Data race when catching by non-const reference

People say “always catch exceptions by const reference,” which I think is good advice. I’ve worked on at least one codebase that catches by non-const reference, presumably just because it’s shorter to type. This has never caused any problem for them in practice, as far as I know. But in theory, it’s a bad idea, because in C++ it is possible to construct a program where two different catch-blocks, executing concurrently, actually reference the exact same exception object. In that situation, any mutation to the exception object will cause a data race. The easiest way to prevent the race is to prevent mutation: to catch by const reference!

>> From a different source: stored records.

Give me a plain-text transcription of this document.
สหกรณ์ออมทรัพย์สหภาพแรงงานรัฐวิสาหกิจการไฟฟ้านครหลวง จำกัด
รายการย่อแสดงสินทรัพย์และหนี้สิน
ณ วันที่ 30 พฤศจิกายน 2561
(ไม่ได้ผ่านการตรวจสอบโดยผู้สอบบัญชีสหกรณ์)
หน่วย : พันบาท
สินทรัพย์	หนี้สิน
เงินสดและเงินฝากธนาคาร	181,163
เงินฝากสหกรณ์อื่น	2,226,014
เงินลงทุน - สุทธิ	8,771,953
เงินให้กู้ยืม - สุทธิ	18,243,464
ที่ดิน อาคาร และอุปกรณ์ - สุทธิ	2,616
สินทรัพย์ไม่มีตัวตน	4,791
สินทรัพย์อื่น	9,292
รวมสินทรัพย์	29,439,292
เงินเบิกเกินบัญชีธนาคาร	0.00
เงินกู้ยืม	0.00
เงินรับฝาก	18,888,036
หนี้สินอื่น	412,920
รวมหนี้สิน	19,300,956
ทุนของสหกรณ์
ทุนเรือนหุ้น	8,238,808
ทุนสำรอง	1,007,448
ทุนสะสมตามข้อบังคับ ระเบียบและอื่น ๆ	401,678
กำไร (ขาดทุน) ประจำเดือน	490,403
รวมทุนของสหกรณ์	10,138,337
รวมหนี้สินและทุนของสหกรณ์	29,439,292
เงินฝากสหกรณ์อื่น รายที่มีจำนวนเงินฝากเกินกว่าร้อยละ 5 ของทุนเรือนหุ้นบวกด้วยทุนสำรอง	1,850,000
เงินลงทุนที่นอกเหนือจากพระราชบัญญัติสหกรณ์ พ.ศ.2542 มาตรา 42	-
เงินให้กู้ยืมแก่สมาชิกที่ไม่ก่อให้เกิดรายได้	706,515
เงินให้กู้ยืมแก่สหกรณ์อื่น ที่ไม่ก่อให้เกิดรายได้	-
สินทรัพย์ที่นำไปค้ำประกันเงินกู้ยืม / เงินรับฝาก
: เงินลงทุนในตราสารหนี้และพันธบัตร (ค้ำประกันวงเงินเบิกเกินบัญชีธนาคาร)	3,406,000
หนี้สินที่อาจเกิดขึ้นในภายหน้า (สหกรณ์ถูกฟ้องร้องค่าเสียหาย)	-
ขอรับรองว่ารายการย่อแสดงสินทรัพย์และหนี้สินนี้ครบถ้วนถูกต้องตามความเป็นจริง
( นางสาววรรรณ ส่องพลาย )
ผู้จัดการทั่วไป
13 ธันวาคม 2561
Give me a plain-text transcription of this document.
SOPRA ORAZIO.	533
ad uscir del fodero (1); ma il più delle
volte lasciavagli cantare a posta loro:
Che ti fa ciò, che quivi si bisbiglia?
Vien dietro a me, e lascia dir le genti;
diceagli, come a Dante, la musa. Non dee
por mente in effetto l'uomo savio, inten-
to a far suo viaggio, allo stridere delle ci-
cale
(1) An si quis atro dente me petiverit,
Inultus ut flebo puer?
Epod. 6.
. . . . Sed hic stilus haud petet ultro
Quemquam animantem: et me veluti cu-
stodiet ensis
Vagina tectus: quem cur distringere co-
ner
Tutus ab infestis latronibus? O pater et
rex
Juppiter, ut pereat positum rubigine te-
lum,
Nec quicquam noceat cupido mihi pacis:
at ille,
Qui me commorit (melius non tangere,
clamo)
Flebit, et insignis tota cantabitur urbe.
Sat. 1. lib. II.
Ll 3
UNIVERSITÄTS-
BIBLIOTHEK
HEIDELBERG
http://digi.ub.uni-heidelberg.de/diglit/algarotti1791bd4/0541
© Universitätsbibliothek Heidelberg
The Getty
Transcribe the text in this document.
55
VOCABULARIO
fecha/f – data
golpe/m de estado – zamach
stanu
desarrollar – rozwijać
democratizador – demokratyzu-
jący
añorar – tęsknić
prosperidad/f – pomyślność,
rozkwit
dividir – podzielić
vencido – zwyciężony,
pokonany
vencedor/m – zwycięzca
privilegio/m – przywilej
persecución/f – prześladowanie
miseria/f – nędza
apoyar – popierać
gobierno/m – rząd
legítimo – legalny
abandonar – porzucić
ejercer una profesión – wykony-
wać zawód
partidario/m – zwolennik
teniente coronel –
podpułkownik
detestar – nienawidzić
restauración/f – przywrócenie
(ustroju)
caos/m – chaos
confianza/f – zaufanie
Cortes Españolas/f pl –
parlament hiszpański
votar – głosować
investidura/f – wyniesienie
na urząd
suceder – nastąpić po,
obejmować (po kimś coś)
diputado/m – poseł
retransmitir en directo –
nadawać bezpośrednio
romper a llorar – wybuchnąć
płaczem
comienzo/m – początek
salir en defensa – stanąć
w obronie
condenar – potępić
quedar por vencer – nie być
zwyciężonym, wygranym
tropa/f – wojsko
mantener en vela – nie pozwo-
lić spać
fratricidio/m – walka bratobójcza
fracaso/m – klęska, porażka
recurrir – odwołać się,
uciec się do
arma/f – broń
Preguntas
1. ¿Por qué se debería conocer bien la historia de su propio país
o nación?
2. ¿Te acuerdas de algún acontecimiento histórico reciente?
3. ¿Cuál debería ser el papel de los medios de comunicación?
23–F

Here’s my toy test program. We start with our exception object, which has a non-const-qualified method that mutates the object and checks to see if anyone else is mutating it at the same time (because that would mean a data race in a real program):

struct Atomic {
    std::atomic<int> value_;

    void detect_racey_accesses() {
        for (int i=0; i < 10000; ++i) {
            int last_value = value_.load();
            ++value_;
            int next_value = value_.load();
            if (next_value != last_value + 1) {
                printf("Detected a race: %d != %d+1\n", next_value, last_value);
            }
        }
    }
};

(Now, technically, concurrent calls to detect_racey_accesses do not cause data race in the C++ sense, because I’m using an atomic<int>; the data race here is at the logical level but not the physical level. In real code, where value_ would be a plain old int, we would have a physical data race here.)

And here’s the program that throws an Atomic, catches the same object by reference from two different threads, and then detects racey mutation of that object:

int main()
{
    std::promise<std::exception_ptr> prom;

    std::thread T1(
        [fut = prom.get_future()]() mutable {
            std::exception_ptr ex = fut.get();
            try {
                std::rethrow_exception(ex);
            } catch (Atomic& a) {
                a.detect_racey_accesses();  // A
            }
        }
    );
    std::thread T2(
        [prom = std::move(prom)]() mutable {
            try {
                try {
                    throw Atomic();
                } catch (...) {
                    prom.set_value(std::current_exception());
                    throw;
                }
            } catch (Atomic& b) {
                b.detect_racey_accesses();  // B
            }
        }
    );

    T1.join();
    T2.join();
}

Lines A and B run concurrently, and the object referenced by Atomic& a on line A is the exact same object as the object referenced by Atomic& b on line B.

So, catch your exceptions by const reference — and follow the “const means thread-safe” rule in your own code — and you will avoid this extremely contrived but extremely surprising situation.


This also explains why, in contrived code such as

catch (Foo& f) {
    return f;
}

we do not, and cannot, get either copy elision or implicit move on return f — it must make a copy, because the original exception object might still be in use by another thread.

Posted 2018-09-16